Configure permissions for Data Product to DSU data

For more information, check the specific tutorial for configuring permissions in Data Product to access the DSU data.

Configure Data Sync

For more information, check the specific tutorial for configuring Data Sync through Sidra Web.

Deploy a Data Product

For more information, check the specific tutorial for deploying a Data Domain Data Product.

Dive deeper in Sync Mode and configuration of staging tables

Architecture¶

The Data Domain Data Product resources are contained into a couple of resource groups:

One is created by the Data Domain itself and contains the following pieces:
- Storage account for raw data: used for storing the copy of the data that is extracted from the DSU, and for which the Data Product has access.
- Storage account for delta tables: used for storing the delta tables, used as external tables by Databricks.

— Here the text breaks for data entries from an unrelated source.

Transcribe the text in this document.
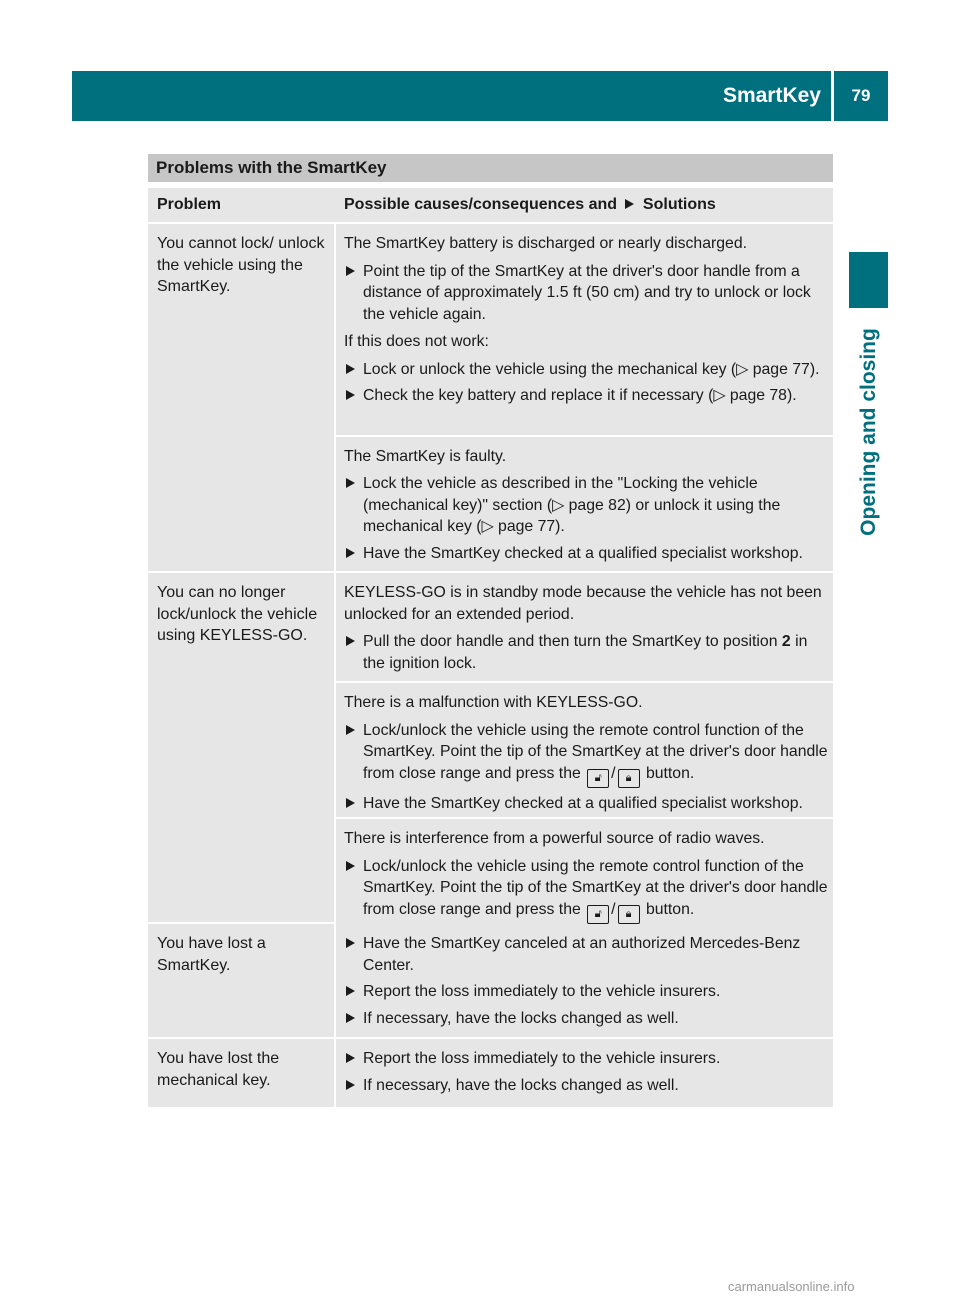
SmartKey	79
Opening and closing
Problems with the SmartKey
Problem	Possible causes/consequences and Solutions
You cannot lock/ unlock the vehicle using the SmartKey.

The SmartKey battery is discharged or nearly discharged.

Point the tip of the SmartKey at the driver's door handle from a distance of approximately 1.5 ft (50 cm) and try to unlock or lock the vehicle again.

If this does not work:

Lock or unlock the vehicle using the mechanical key (▷ page 77).
Check the key battery and replace it if necessary (▷ page 78).

The SmartKey is faulty.

Lock the vehicle as described in the "Locking the vehicle (mechanical key)" section (▷ page 82) or unlock it using the mechanical key (▷ page 77).
Have the SmartKey checked at a qualified specialist workshop.
You can no longer lock/unlock the vehicle using KEYLESS-GO.

KEYLESS-GO is in standby mode because the vehicle has not been unlocked for an extended period.

Pull the door handle and then turn the SmartKey to position 2 in the ignition lock.

There is a malfunction with KEYLESS-GO.

Lock/unlock the vehicle using the remote control function of the SmartKey. Point the tip of the SmartKey at the driver's door handle from close range and press the 🔓︎ / 🔒︎ button.
Have the SmartKey checked at a qualified specialist workshop.

There is interference from a powerful source of radio waves.

Lock/unlock the vehicle using the remote control function of the SmartKey. Point the tip of the SmartKey at the driver's door handle from close range and press the 🔓︎ / 🔒︎ button.
You have lost a SmartKey.
Have the SmartKey canceled at an authorized Mercedes-Benz Center.
Report the loss immediately to the vehicle insurers.
If necessary, have the locks changed as well.
You have lost the mechanical key.
Report the loss immediately to the vehicle insurers.
If necessary, have the locks changed as well.
carmanualsonline.info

This is an ADLS Gen 2 account.
- Data Factory: used for data synchronization, retrieving data from the DSU. It executes the Databricks Orchestrator notebook when necessary, copying the required data to the staging tables, and, if applicable, runs the Orchestrator stored procedure.
- Azure SQL Database: used for keeping a synchronized copy of the Assets metadata between Sidra and the Data Product, and for hosting the relational models, transformation queries and stored procedures.
- Key Vault: used for storing and accessing secrets in a secure way.
- Container App: used for the Data Product API, includes a Container job that executes the synchronization from the DSU(s) to the Data Product.
- Databricks: used for storing optimized delta tables, which contain data processed from raw storage.
One managed resource group that is created automatically with each Databricks resource. The name of this resource group has as a prefix the same name of the above resource group, plus a suffix starting in -dsu and ending with the name of the Databricks created in the previous resource group. A number of resources are created inside this managed resource group, such as virtual machines, disks and network interfaces, all of them managed by the Databricks resource.

Subnets validation¶

The validation process for a Data Product will be different depending on the VNet configuration used.

Default VNet: When using the default Sidra's VNet, the required Azure resources will be automatically created following a naming convention.
Injected Vnet: When Sidra was installed in an existing VNet, the subnet names provided by the user have to be previously created. The validation process will ensure the subnets already exist but it will not check the Network resource groups or configuration used.